A very natural starting point is RoPE (Rotary Position Encoding). The reason Jianlin Su’s RoPE works so well is an elegant mathematical property: after transformation, the inner product of Query and Key depends only on their relative position, completely unaffected by absolute positions. InertialAR extends this idea from 1D sequences to 3D coordinate space — making Attention depend on the relative position vector $c_{i} - c_{j}$ between atoms, i.e., $(R_{c_{i}}q)^{\top}(R_{c_{j}}k) = q^{\top}R_{c_{j} - c_{i}}k$ .

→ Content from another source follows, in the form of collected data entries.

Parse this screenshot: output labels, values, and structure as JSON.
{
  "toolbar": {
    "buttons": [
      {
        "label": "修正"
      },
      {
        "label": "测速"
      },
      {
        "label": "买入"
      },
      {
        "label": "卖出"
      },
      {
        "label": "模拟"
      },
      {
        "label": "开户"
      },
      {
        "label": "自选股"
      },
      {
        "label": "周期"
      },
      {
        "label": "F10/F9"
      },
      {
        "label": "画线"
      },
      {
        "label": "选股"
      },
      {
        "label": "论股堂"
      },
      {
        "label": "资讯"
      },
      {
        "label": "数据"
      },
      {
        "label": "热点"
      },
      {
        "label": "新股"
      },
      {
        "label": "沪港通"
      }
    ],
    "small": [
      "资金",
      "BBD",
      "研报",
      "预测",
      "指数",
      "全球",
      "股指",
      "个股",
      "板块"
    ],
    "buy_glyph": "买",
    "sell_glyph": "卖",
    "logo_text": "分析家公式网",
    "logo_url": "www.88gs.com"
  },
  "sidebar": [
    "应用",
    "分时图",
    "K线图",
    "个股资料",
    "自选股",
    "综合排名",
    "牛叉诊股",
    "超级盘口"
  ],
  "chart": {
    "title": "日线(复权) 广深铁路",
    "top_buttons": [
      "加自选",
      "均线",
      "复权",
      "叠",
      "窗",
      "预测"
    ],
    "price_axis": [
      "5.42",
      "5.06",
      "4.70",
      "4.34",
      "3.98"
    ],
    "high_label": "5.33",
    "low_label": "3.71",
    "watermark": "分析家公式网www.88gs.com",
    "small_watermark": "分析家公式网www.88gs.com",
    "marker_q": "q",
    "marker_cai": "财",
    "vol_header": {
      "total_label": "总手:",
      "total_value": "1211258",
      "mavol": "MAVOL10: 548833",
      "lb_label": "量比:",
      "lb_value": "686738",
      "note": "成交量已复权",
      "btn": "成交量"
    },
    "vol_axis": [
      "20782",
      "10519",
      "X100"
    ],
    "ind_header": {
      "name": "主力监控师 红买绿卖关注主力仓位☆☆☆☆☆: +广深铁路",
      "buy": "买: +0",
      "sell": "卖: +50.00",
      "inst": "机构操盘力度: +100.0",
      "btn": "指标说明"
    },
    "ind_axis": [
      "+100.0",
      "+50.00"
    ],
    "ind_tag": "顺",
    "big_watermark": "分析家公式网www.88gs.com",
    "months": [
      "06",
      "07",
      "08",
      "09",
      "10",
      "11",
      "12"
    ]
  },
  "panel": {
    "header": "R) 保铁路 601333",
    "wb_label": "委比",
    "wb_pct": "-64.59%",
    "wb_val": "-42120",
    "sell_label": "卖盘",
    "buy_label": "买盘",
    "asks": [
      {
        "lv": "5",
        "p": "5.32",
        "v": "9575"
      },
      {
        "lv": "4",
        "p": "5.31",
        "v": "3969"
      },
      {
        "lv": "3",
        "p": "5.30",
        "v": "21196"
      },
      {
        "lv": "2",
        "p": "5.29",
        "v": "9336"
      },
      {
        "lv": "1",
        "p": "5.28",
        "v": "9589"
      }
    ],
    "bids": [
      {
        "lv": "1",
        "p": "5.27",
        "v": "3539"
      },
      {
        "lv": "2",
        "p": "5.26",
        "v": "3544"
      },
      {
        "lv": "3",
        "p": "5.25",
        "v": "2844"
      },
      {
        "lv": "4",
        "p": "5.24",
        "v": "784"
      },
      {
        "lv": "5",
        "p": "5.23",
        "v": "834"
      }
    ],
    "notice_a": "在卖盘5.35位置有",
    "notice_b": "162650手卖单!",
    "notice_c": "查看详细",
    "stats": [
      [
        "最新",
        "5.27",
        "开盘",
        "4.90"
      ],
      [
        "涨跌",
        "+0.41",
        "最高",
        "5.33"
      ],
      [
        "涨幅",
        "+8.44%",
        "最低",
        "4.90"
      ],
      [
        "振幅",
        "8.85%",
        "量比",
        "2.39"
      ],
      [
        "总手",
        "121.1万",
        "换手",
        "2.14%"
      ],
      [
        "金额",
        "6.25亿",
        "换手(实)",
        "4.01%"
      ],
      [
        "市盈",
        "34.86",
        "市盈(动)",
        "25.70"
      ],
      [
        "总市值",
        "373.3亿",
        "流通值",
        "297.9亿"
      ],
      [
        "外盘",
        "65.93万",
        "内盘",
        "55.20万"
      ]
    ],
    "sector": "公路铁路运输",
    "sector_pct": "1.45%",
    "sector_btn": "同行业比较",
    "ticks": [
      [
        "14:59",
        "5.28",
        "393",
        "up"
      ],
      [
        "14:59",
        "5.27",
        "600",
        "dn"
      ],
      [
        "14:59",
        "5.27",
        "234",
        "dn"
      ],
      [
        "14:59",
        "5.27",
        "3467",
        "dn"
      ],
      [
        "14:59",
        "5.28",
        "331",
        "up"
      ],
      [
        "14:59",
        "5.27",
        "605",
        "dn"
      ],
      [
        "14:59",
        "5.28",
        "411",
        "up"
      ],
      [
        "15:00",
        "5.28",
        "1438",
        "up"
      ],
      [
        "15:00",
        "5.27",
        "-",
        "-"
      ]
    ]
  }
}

However, as pointed out in the background, simply applying RoPE to 3D coordinates essentially encodes along the x, y, and z axes independently, capturing something closer to the L1 norm (Manhattan distance), rather than the L2 norm (Euclidean distance) that we actually want. How do we bridge this gap? InertialAR introduces the Nyström method: through fixed anchor points, it performs a low-rank approximation of the RBF kernel matrix based on Euclidean distance, constructing feature vectors $z_{i}$ such that $z_{i}^{T}z_{j} \approx \text{RBF}(\| c_{i} - c_{j} \|)$ , thereby injecting pairwise distance information into Attention in the form of a “vector dot product.” Thus, the final Attention Score takes the form:

$\text{Attn}(i,j) = q^{\top}R_{c_{j} - c_{i}}k + \text{RBF}(\| c_{i} - c_{j} \|)$

This achieves a complementary “parallel” design: the first term captures relative position, and the second term captures pairwise distance — the two working together.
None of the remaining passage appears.